What about the view that eliminating the Comes With Music brand is a negative reflection of the service or the strategy?
First of all, that's not the case of all. The best example I can share is that we're moving forward with two new launches this month, in Argentina and Chile. We've seen that the Comes With Music offering is very meaningful in certain markets. If you look at places like Brazil, Finland, India, Mexico, South Africa... these are marketplaces were we are the No. 1 music revenue driver. We want to offer consumers a lot of different things with music. That's why we've always had a la carte. We've had Comes With Music. You may see other things in the future coming from Nokia as we evolve things. But no matter what we do, it will be part and parcel under the brand of Ovi.

Does this shift help you get the unlimited service into new markets?
Here's where the Ovi touchpoint will serve the greater good for music. Now, when a consumer comes in to Ovi Maps, there's a single sign on and interface so they can move seamlessly into Ovi Music and get turned on to our music offerings. They can do the same with Ovi Messaging. That affords us the opportunity to see that if they're highly engaged with music, that's an opportunity to move them from the a la carte Ovi Music service to the Ovi Unlimited subscription service.

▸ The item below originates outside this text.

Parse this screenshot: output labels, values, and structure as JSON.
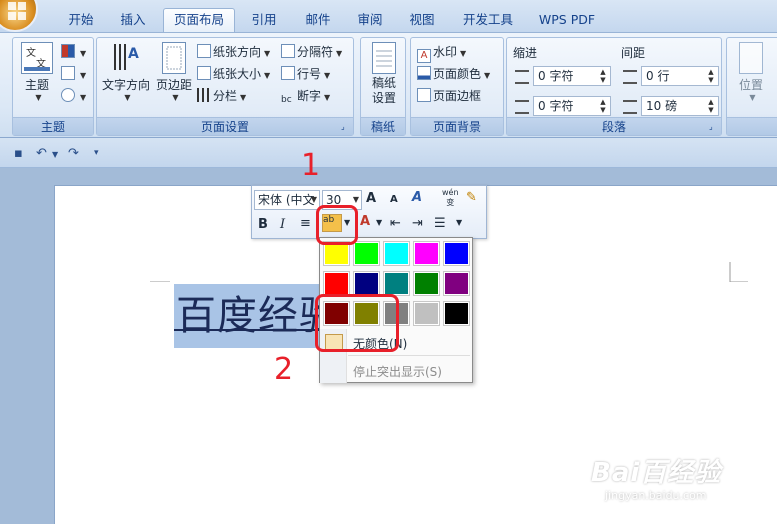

So you're not just relying on selling that year-long subscription at the point of sale.
Yes. You have the gateway now through a single sign-on that gives us that conversation with the user. For instance, if we say consumers trying to access the Ovi Music Story in a market where we don't have that offering, that's a learning for us and we can play off of that.

You've hinted there may be other changes coming to the music service.
We like to keep evolving the service, so there are things that are new and improved. For instance, our search has gone through a lot of revision to make it easier and simpler and works across mobile and PC. We have optimized artist pages, so if a consumer comes in to check out a certain artist, we have a deep and rich presentation of that artist's repertoire, including things like B-sides and bootlegs. And we have something called Inspire Me [that] when a consumer comes in looking to get turned on to new stuff, we can take a look at what they've done and throw new things at them.